Byron took as his lover Claire Claremont (cool name), the stepsister of Mary Wollstonecraft who would later become Mary Shelley when she married Percy Bysshe Shelley. Byron and his physician, Dr. Polidori, lived next door to Mary, Percy and Claire, and Dr. Polidori may or may not have been shagging Mary. British newspapers labelled their enclave a sordid “league of incest.” When Claire got knocked up, Byron wondered “Is the brat mine?” A recipe for fruitful inspiration, no?

3.       They did ridiculous things like travel with a peacock and a monkey in a replica of Napolean’s coach.

 

I, for one, would like to see all of these activities returned to the realm of the “norm” in Geneva; I am certain that my writing would be better for it. Also, can we please adopt, as Byron did, the phrase “staring boobies” to describe all the annoying tourists who linger along the lake taking photos of the Jet d’Eau and obstructing my bicycle path?

4 Comments leave one →
  1. DapperDan permalink
    June 2, 2011 6:26 pm

    The thing is, Geneva has a healthy vein of artistic talent, but it’s gone underground, it’s not on show. There are artist havens everywhere – the big factory-cum-commune out at junction, the factory-cum-atelier workspace adjoined to the modern art gallery near plainpalais, what looks like a squat but is actually an old manor full of bohemian types next to the cimetieire des rois (a cemetery that hosts the grave of Borges, an artist of the verbal variety), not to mention a host of live music events in little cafes and large festivals throughout the summer.
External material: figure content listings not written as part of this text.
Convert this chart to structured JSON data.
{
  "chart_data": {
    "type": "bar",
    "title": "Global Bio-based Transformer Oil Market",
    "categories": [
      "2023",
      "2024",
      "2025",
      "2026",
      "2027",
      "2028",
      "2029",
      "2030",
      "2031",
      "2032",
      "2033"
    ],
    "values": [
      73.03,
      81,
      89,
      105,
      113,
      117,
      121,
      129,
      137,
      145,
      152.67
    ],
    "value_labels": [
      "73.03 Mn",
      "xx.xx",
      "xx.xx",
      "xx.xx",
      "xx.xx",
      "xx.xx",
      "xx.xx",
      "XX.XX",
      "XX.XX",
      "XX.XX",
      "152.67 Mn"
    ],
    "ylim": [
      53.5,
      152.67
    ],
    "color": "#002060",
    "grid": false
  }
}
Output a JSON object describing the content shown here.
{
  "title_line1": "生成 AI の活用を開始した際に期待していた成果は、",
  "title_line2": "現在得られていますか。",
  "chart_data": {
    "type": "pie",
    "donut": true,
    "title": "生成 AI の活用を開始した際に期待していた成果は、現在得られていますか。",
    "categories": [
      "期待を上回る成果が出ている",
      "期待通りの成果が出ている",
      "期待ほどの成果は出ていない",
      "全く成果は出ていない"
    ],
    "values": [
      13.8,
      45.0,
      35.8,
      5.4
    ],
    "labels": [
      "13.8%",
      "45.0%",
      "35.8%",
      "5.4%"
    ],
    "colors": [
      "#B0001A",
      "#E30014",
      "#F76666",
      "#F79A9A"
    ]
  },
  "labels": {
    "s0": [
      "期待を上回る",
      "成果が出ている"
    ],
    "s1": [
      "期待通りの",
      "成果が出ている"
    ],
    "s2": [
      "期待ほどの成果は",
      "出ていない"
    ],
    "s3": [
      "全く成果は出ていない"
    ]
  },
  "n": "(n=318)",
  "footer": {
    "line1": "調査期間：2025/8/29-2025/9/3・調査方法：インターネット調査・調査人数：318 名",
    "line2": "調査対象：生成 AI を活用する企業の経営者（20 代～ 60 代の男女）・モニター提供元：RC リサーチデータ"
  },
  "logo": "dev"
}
    So it’s all there, but you have to be here come the weekend, and root around, and probably know someone, to lock in to it. No doubt hallucinogens would make the search more interesting (and could even spawn your own line of gonzo reportage. Or Gen-zo journalism? Sorry).

    I get the sense that art, as well as intellect, flourishes here precisely because there isn’t a thrill a minute – boredom driving the imagination. But like Genevois table service, don’t assume the art will come to you…

    Nice post by the way, as ever.

    • June 5, 2011 8:19 pm

      Is this just to prove you actually did read my blog? Or to have a dig at me for going away on the weekend? 🙂

  2. Frank permalink
    September 5, 2011 8:25 pm

    GeneveGirl,

    As concerns the nightlife, you are spot on. But inspiration can be born from the seemingly mundane as well:

    “My subject is the American Protestant small-town middle class. I like middles. It is in middles that extremes clash, where ambiguity restlessly rules.” John Updike

    Geneva may not be middle class, but it certainly is where extremes clash. Keep looking for inspiration here, and remember the devil is in the details.